From the Watergate scandal to the Mueller investigation, The Washington Post is best known for its ground-breaking national political coverage. Since the media company was founded in 1877, it has won 47 Pulitzer Prises, developing a reputation as one of the most influential newspapers in the U.S.
As journalism goes digital, The Washington Post has worked to become a more tech-focused company. Today, the media company touts more than 1 mllion paid digital subscribers—and its goal is to continue to expand and retain its growing readership. To build interest and continue evolving beyond national politics, the company recently introduced The Lily, an online publication for millennial women. It also started Voraciously, a website that offers food recipes and cooking tips.
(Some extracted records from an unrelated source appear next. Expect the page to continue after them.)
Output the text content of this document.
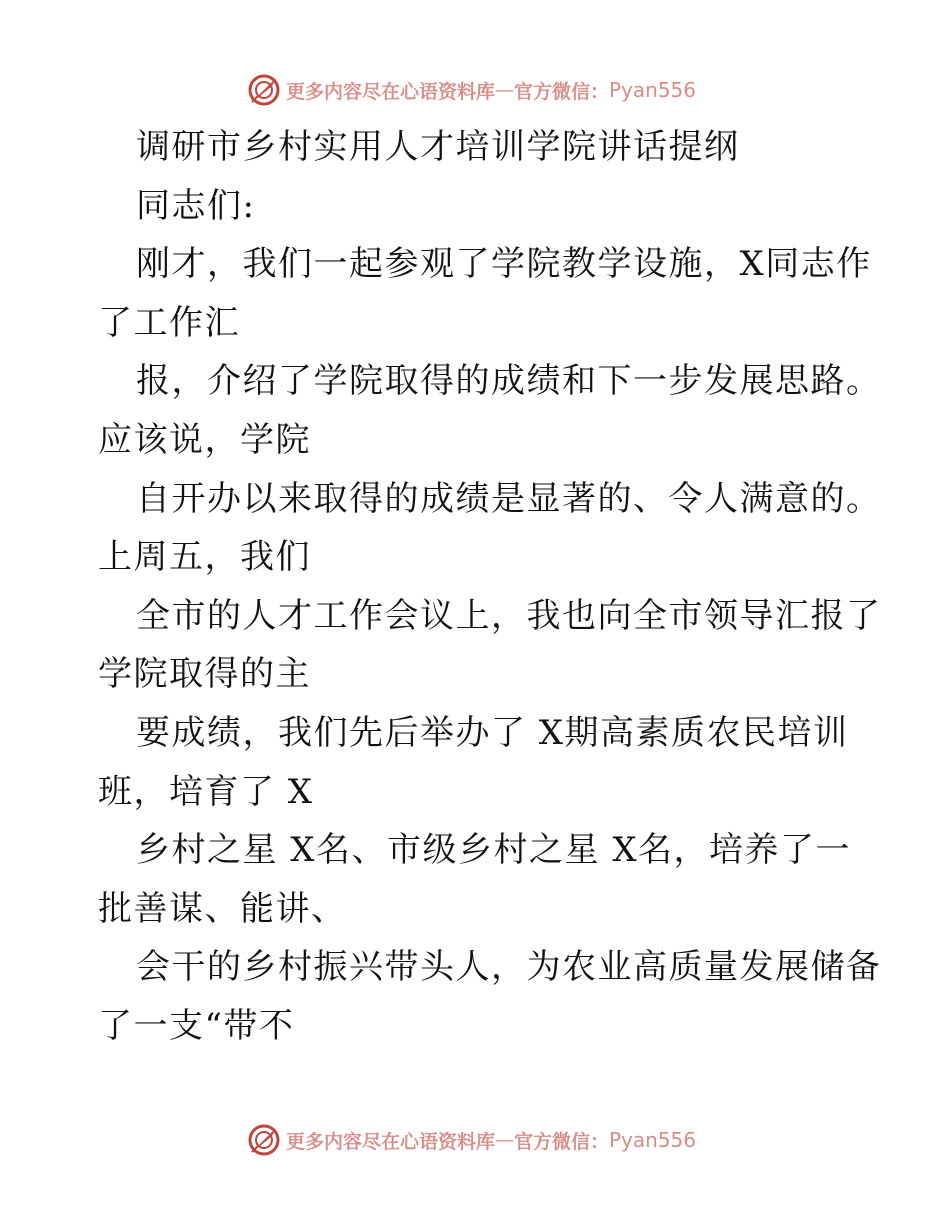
更多内容尽在心语资料库 — 官方微信： Pyan556
调研市乡村实用人才培训学院讲话提纲
同志们:
刚才，我们一起参观了学院教学设施，X同志作
了工作汇
报，介绍了学院取得的成绩和下一步发展思路。
应该说，学院
自开办以来取得的成绩是显著的、令人满意的。
上周五，我们
全市的人才工作会议上，我也向全市领导汇报了
学院取得的主
要成绩，我们先后举办了 X期高素质农民培训
班，培育了 X
乡村之星 X名、市级乡村之星 X名，培养了一
批善谋、能讲、
会干的乡村振兴带头人，为农业高质量发展储备
了一支“带不
更多内容尽在心语资料库 — 官方微信： Pyan556
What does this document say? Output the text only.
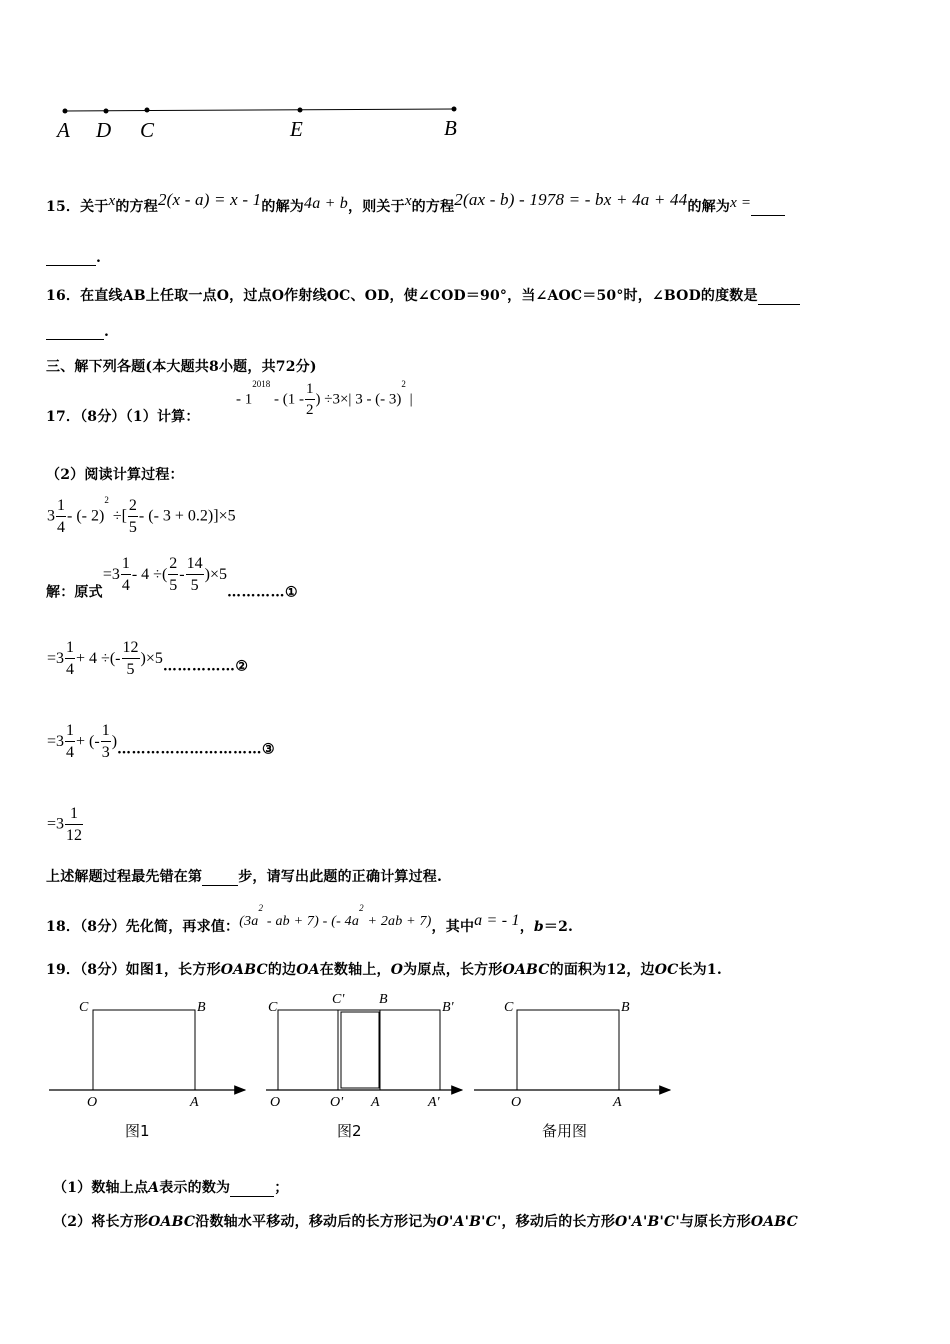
A D C	E	B
15．关于x的方程2(x - a) = x - 1的解为4a + b，则关于x的方程2(ax - b) - 1978 = - bx + 4a + 44的解为x =
.
16．在直线AB上任取一点O，过点O作射线OC、OD，使∠COD＝90°，当∠AOC＝50°时，∠BOD的度数是
.
三、解下列各题(本大题共8小题，共72分)
17．（8分）（1）计算：
- $1^{2018} - (1 - \frac{1}{2}$ ) ÷3×| 3 - (- 3)$^2$ |
（2）阅读计算过程：
$3 \frac{1}{4}$ - (- 2)$^2$ ÷[ $\frac{2}{5}$ - (- 3 + 0.2)]×5
解：原式$=3 \frac{1}{4} - 4$ ÷( $\frac{2}{5} - \frac{14}{5}$ )×5…………①
$=3 \frac{1}{4} + 4$ ÷(- $\frac{12}{5}$ )×5……………②
$=3 \frac{1}{4}$ + (- $\frac{1}{3}$ )…………………………③
$=3 \frac{1}{12}$
上述解题过程最先错在第	步，请写出此题的正确计算过程.
18．（8分）先化简，再求值：($3a^2$ - ab + 7) - (- $4a^2 + 2ab + 7$)，其中a = - 1，b＝2.
19．（8分）如图1，长方形OABC的边OA在数轴上，O为原点，长方形OABC的面积为12，边OC长为1.
C	B
O	A
图1
C
C' B
B'
O	O' A	A'
图2
C	B
O	A
备用图
（1）数轴上点A表示的数为	；
（2）将长方形OABC沿数轴水平移动，移动后的长方形记为O'A'B'C'，移动后的长方形O'A'B'C'与原长方形OABC
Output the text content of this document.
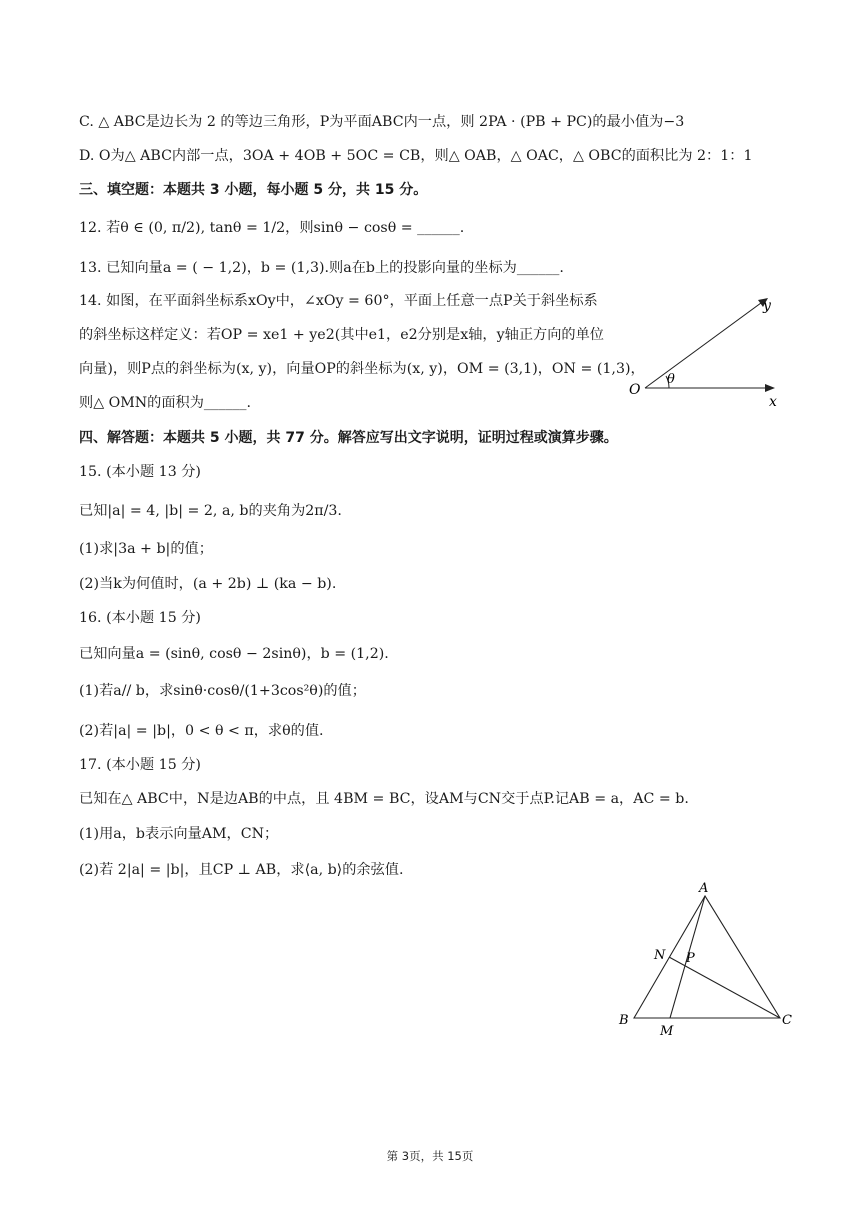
C. △ ABC是边长为 2 的等边三角形，P为平面ABC内一点，则 2PA · (PB + PC)的最小值为−3
D. O为△ ABC内部一点，3OA + 4OB + 5OC = CB，则△ OAB，△ OAC，△ OBC的面积比为 2：1：1
三、填空题：本题共 3 小题，每小题 5 分，共 15 分。
12. 若θ ∈ (0, π/2), tanθ = 1/2，则sinθ − cosθ = ______.
13. 已知向量a = ( − 1,2)，b = (1,3).则a在b上的投影向量的坐标为______.
14. 如图，在平面斜坐标系xOy中，∠xOy = 60°，平面上任意一点P关于斜坐标系
的斜坐标这样定义：若OP = xe1 + ye2(其中e1，e2分别是x轴，y轴正方向的单位
向量)，则P点的斜坐标为(x, y)，向量OP的斜坐标为(x, y)，OM = (3,1)，ON = (1,3)，
则△ OMN的面积为______.
y
x
O
θ
四、解答题：本题共 5 小题，共 77 分。解答应写出文字说明，证明过程或演算步骤。
15. (本小题 13 分)
已知|a| = 4, |b| = 2, a, b的夹角为2π/3.
(1)求|3a + b|的值；
(2)当k为何值时，(a + 2b) ⊥ (ka − b).
16. (本小题 15 分)
已知向量a = (sinθ, cosθ − 2sinθ)，b = (1,2).
(1)若a// b，求sinθ·cosθ/(1+3cos²θ)的值；
(2)若|a| = |b|，0 < θ < π，求θ的值.
17. (本小题 15 分)
已知在△ ABC中，N是边AB的中点，且 4BM = BC，设AM与CN交于点P.记AB = a，AC = b.
(1)用a，b表示向量AM，CN；
(2)若 2|a| = |b|，且CP ⊥ AB，求⟨a, b⟩的余弦值.
A
B	C
N
M
P
第 3页，共 15页
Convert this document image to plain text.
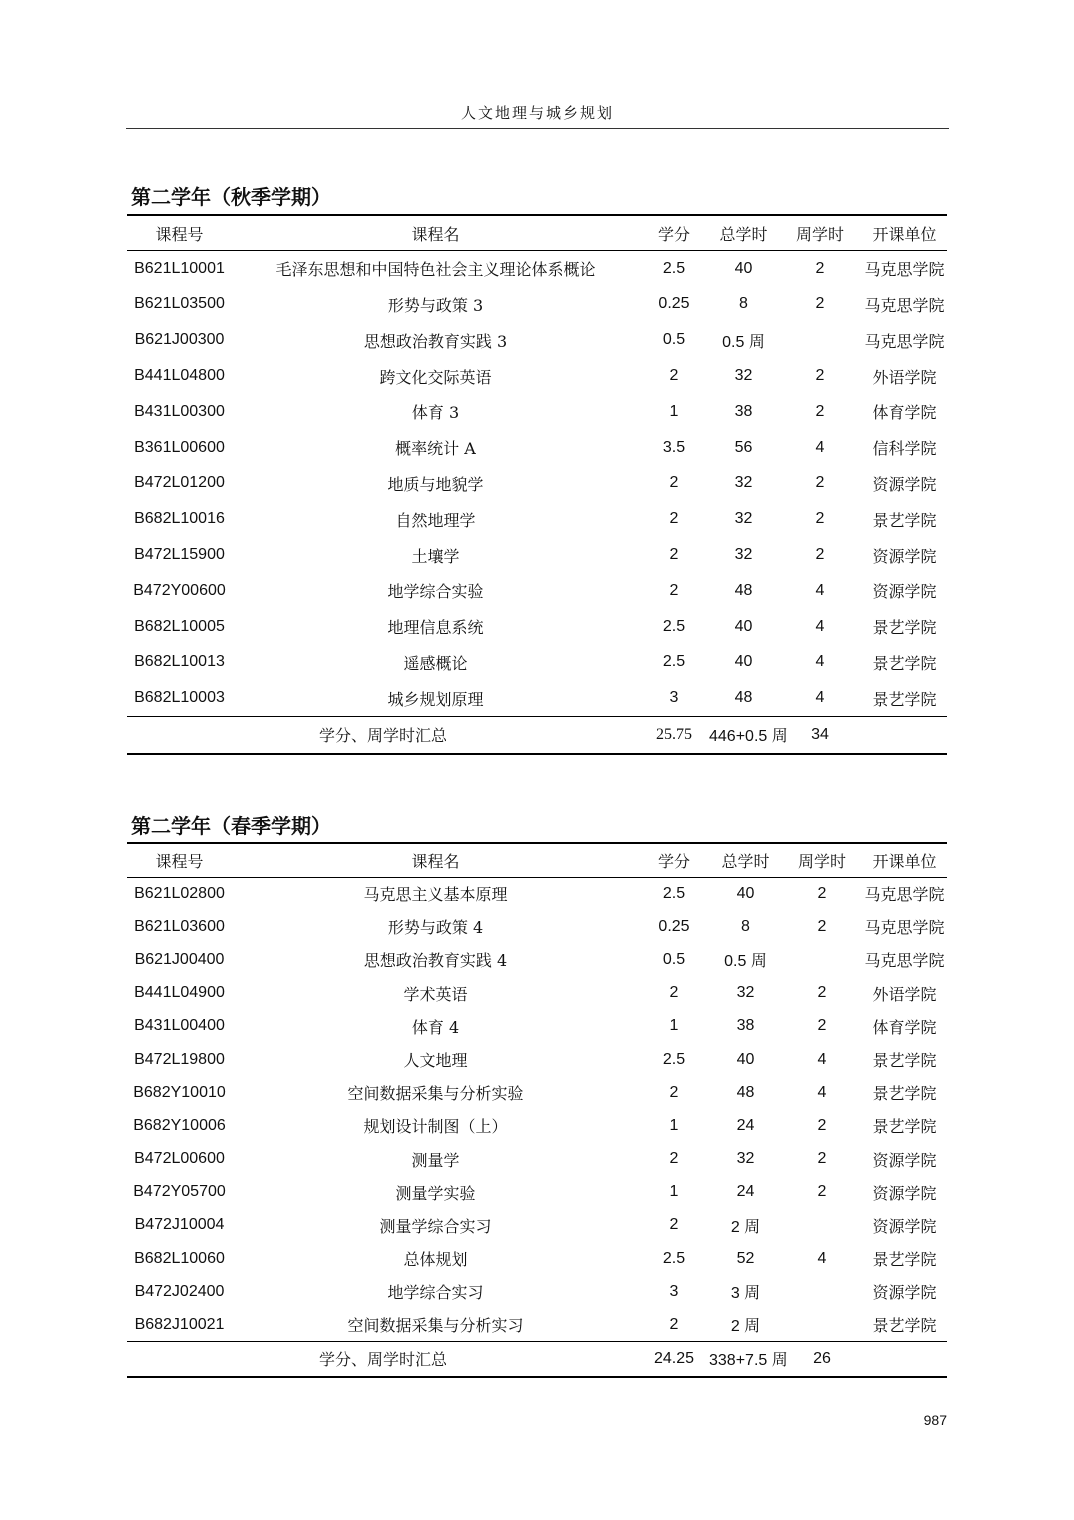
人文地理与城乡规划
第二学年（秋季学期）
课程号	课程名	学分	总学时	周学时	开课单位
B621L10001	毛泽东思想和中国特色社会主义理论体系概论	2.5	40	2	马克思学院
B621L03500	形势与政策 3	0.25	8	2	马克思学院
B621J00300	思想政治教育实践 3	0.5	0.5 周		马克思学院
B441L04800	跨文化交际英语	2	32	2	外语学院
B431L00300	体育 3	1	38	2	体育学院
B361L00600	概率统计 A	3.5	56	4	信科学院
B472L01200	地质与地貌学	2	32	2	资源学院
B682L10016	自然地理学	2	32	2	景艺学院
B472L15900	土壤学	2	32	2	资源学院
B472Y00600	地学综合实验	2	48	4	资源学院
B682L10005	地理信息系统	2.5	40	4	景艺学院
B682L10013	遥感概论	2.5	40	4	景艺学院
B682L10003	城乡规划原理	3	48	4	景艺学院
学分、周学时汇总		25.75	446+0.5 周	34	
第二学年（春季学期）
课程号	课程名	学分	总学时	周学时	开课单位
B621L02800	马克思主义基本原理	2.5	40	2	马克思学院
B621L03600	形势与政策 4	0.25	8	2	马克思学院
B621J00400	思想政治教育实践 4	0.5	0.5 周		马克思学院
B441L04900	学术英语	2	32	2	外语学院
B431L00400	体育 4	1	38	2	体育学院
B472L19800	人文地理	2.5	40	4	景艺学院
B682Y10010	空间数据采集与分析实验	2	48	4	景艺学院
B682Y10006	规划设计制图（上）	1	24	2	景艺学院
B472L00600	测量学	2	32	2	资源学院
B472Y05700	测量学实验	1	24	2	资源学院
B472J10004	测量学综合实习	2	2 周		资源学院
B682L10060	总体规划	2.5	52	4	景艺学院
B472J02400	地学综合实习	3	3 周		资源学院
B682J10021	空间数据采集与分析实习	2	2 周		景艺学院
学分、周学时汇总		24.25	338+7.5 周	26	
987
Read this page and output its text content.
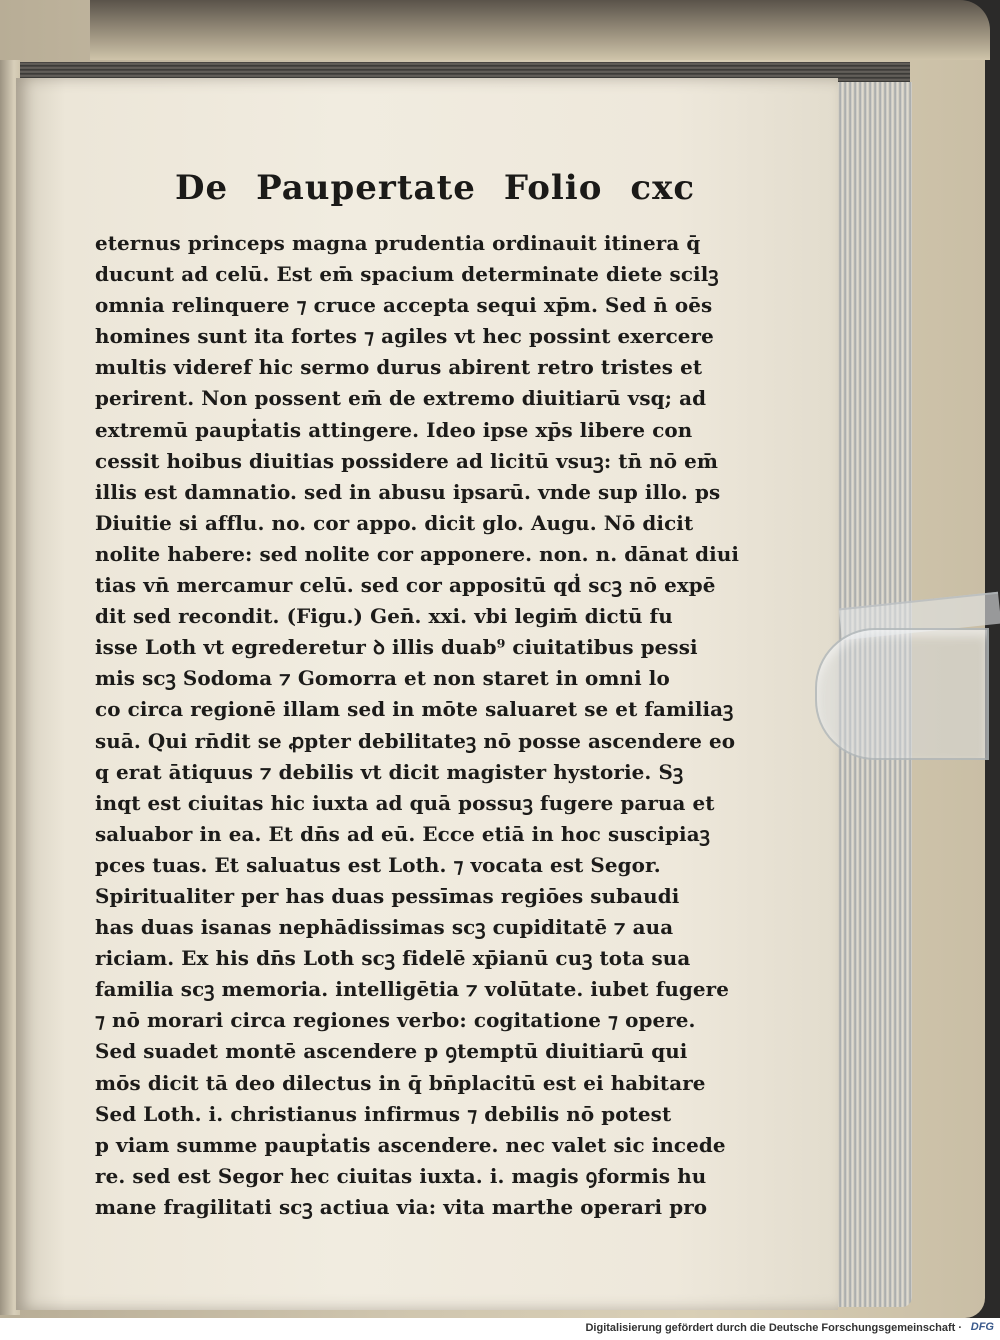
De Paupertate Folio cxc
eternus princeps magna prudentia ordinauit itinera q̄
ducunt ad celū. Est em̄ spacium determinate diete scilꝫ
omnia relinquere ⁊ cruce accepta sequi xp̄m. Sed n̄ oēs
homines sunt ita fortes ⁊ agiles vt hec possint exercere
multis videref hic sermo durus abirent retro tristes et
perirent. Non possent em̄ de extremo diuitiarū vsq; ad
extremū paupṫatis attingere. Ideo ipse xp̄s libere con
cessit hoibus diuitias possidere ad licitū vsuꝫ: tn̄ nō em̄
illis est damnatio. sed in abusu ipsarū. vnde sup illo. ps
Diuitie si afflu. no. cor appo. dicit glo. Augu. Nō dicit
nolite habere: sed nolite cor apponere. non. n. dānat diui
tias vn̄ mercamur celū. sed cor appositū qḋ scꝫ nō expē
dit sed recondit. (Figu.) Gen̄. xxi. vbi legim̄ dictū fu
isse Loth vt egrederetur ꝺ illis duab⁹ ciuitatibus pessi
mis scꝫ Sodoma ⁊ Gomorra et non staret in omni lo
co circa regionē illam sed in mōte saluaret se et familiaꝫ
suā. Qui rn̄dit se ꝓpter debilitateꝫ nō posse ascendere eo
q erat ātiquus ⁊ debilis vt dicit magister hystorie. Sꝫ
inqt est ciuitas hic iuxta ad quā possuꝫ fugere parua et
saluabor in ea. Et dn̄s ad eū. Ecce etiā in hoc suscipiaꝫ
pces tuas. Et saluatus est Loth. ⁊ vocata est Segor.
Spiritualiter per has duas pessīmas regiōes subaudi
has duas isanas nephādissimas scꝫ cupiditatē ⁊ aua
riciam. Ex his dn̄s Loth scꝫ fidelē xp̄ianū cuꝫ tota sua
familia scꝫ memoria. intelligētia ⁊ volūtate. iubet fugere
⁊ nō morari circa regiones verbo: cogitatione ⁊ opere.
Sed suadet montē ascendere p ꝯtemptū diuitiarū qui
mōs dicit tā deo dilectus in q̄ bn̄placitū est ei habitare
Sed Loth. i. christianus infirmus ⁊ debilis nō potest
p viam summe paupṫatis ascendere. nec valet sic incede
re. sed est Segor hec ciuitas iuxta. i. magis ꝯformis hu
mane fragilitati scꝫ actiua via: vita marthe operari pro
Digitalisierung gefördert durch die Deutsche Forschungsgemeinschaft · DFG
To help fuel its growth, The Washington Post integrated Amazon Pay into its website, allowing subscribers to pay with the credentials already stored in their Amazon account. By offering Amazon Pay, the company is giving its customers a speedier way to pay for its services. This, in turn, has increased the percentage of customers who complete their subscription purchases. “Our goal is to make the experience of signing up for a subscription as frictionless as possible—and that’s what Amazon Pay offers,” says Miki King, Vice President of Marketing for The Washington Post.
Amazon has found that generally, customers who purchase their subscriptions with Amazon Pay can cheque out in under 30 seconds. On average, that’s 65% faster than other payment options—whether users subscribe from a laptop or a mobile device. Interestingly, the number of customers using Amazon Pay has increased over time from when the payment method was first introduced in 2014 to today.
Customers who use Amazon Pay have a high likelihood of completing their purchase. King believes this is because of the streamlined cheque out process that Amazon Pay offers. With Amazon Pay, it takes just three clicks to buy a subscription. Since adding Amazon Pay, The Washington Post has boosted overall conversions on its site.
Our goal is to make the experience of signing up for a subscription as frictionless as possible—and that’s what Amazon Pay offers.
― Miki King, VP of Marketing at The Washington Post
Another advantage of Amazon Pay has been low decline rates. Customers who sign up with Amazon Pay are declined just 2% of the time. One reason is Amazon Pay provides soft decline info in the decline response, which can be used to retry the purchase again at a later time to yield a successful payment. “There’s a lower incidence of declines with Amazon Pay, which ultimately means more subscriptions,” King says.
As The Washington Post continues to expand, King believes customer familiarity with Amazon Pay will help its regional reach—especially as the company introduces new brands. “I absolutely believe Amazon Pay will create more opportunities for us,” she says. “It’ll be a key offering as we continue to grow our subscriptions globally.”